我有一个要求,我需要对序列中的所有行进行分组。所以序列可以是2015年的日期
instr_id unit typ date market seq
Mht4o.jI01 26.55 ASKED 24-FEB-15 NYSE000000 0
Mht4o.jI01 26.55 ASKED 26-FEB-15 NYSE000000 1
Mht4o.jI01 26.55 ASKED 27-FEB-15 NYSE000000 2
Mht4o.jI01 26.3 BID 24-FEB-15 NYSE000000 0
Mht4o.jI01 26.3 BID 26-FEB-15 NYSE000000 1
Mht4o.jI01 26.55 ASKED 06-MAR-15 NYSE000000 0
Mht4o.jI01 26.55 ASKED 07-MAR-15 NYSE000000 1
我希望sql只返回3行,ASKED的前三行是同一序列的一部分,所以应该合并为1行,然后是1行用于BID,最后2行是同一序列的一部分所以应该合并为1行。另请注意,周末不会插入任何行。
对于上述数据,结果应如下所示
instr_id typ start date end date MAX(seq)
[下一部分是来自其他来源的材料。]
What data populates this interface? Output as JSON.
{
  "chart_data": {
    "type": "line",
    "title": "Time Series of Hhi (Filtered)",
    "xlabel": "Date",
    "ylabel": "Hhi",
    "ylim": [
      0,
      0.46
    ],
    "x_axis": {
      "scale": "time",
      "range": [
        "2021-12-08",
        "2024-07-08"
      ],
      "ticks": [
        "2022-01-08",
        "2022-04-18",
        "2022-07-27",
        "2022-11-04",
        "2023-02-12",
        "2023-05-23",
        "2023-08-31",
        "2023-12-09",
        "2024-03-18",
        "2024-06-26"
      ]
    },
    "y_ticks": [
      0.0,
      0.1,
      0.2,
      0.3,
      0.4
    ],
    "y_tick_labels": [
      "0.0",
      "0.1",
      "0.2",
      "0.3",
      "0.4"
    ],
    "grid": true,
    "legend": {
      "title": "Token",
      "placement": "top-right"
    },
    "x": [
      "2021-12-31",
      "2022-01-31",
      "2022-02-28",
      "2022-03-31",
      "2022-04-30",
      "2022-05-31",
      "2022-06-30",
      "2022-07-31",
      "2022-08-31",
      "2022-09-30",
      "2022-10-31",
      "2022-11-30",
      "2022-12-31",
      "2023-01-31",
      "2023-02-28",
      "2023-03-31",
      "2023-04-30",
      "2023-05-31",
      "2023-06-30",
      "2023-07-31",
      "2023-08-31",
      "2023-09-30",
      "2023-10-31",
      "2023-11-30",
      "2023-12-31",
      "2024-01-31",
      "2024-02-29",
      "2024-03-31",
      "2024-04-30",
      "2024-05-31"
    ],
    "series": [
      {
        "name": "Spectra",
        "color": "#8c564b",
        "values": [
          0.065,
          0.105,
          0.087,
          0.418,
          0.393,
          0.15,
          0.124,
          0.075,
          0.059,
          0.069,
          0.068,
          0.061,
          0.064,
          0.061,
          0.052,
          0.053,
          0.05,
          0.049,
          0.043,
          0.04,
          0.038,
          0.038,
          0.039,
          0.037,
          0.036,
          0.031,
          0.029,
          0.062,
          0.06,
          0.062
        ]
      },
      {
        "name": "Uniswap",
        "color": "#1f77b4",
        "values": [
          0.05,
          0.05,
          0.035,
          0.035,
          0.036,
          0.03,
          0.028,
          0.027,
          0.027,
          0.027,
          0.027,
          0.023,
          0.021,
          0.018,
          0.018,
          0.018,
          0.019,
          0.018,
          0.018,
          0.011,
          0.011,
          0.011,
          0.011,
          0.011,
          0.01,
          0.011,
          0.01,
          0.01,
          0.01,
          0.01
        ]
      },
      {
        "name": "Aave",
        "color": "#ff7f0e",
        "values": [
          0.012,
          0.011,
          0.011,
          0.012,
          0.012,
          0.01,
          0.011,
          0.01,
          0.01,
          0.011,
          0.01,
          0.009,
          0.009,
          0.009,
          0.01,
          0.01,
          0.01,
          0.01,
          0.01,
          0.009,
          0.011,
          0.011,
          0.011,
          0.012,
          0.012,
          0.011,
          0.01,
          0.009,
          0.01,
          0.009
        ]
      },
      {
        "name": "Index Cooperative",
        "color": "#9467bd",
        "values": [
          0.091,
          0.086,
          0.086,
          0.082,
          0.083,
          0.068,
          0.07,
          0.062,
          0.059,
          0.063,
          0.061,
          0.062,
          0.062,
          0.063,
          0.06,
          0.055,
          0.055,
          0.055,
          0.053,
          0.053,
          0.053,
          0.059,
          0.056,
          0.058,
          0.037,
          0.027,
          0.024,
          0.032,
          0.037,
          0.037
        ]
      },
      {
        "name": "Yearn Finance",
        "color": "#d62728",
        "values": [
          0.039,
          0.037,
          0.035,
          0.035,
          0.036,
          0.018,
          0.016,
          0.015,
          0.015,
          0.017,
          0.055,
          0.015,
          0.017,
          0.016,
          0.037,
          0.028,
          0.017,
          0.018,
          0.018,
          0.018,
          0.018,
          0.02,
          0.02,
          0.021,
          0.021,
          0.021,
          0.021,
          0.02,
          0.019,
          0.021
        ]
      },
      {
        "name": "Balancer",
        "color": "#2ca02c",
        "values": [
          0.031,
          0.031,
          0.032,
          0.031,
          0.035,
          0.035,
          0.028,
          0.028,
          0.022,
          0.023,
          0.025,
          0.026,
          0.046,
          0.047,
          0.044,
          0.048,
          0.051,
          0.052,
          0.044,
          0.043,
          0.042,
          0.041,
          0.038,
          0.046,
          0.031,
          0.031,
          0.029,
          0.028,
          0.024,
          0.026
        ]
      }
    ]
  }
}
Mht4o.jI01 ASKED 24-FEB-15 27-FEB-15 2
Mht4o.jI01 BID 24-FEB-15 26-FEB-15 1
Mht4o.jI01 ASKED 06-MAR-15 07-MAR-15 1
这可能吗?
答案 0 :(得分:2)
假设您的表格与呈现完全一致,序列号与日期相对应(而不是我们必须在查询中生成的内容),那么您可以使用Tabibitosan来计算分组:
with sample_data as (select to_date('30/07/2015', 'dd/mm/yyyy') dt, 0 seq from dual union all
select to_date('31/07/2015', 'dd/mm/yyyy') dt, 1 seq from dual union all
select to_date('03/08/2015', 'dd/mm/yyyy') dt, 2 seq from dual union all
select to_date('04/08/2015', 'dd/mm/yyyy') dt, 0 seq from dual union all
select to_date('05/08/2015', 'dd/mm/yyyy') dt, 1 seq from dual union all
select to_date('06/08/2015', 'dd/mm/yyyy') dt, 2 seq from dual union all
select to_date('07/08/2015', 'dd/mm/yyyy') dt, 3 seq from dual)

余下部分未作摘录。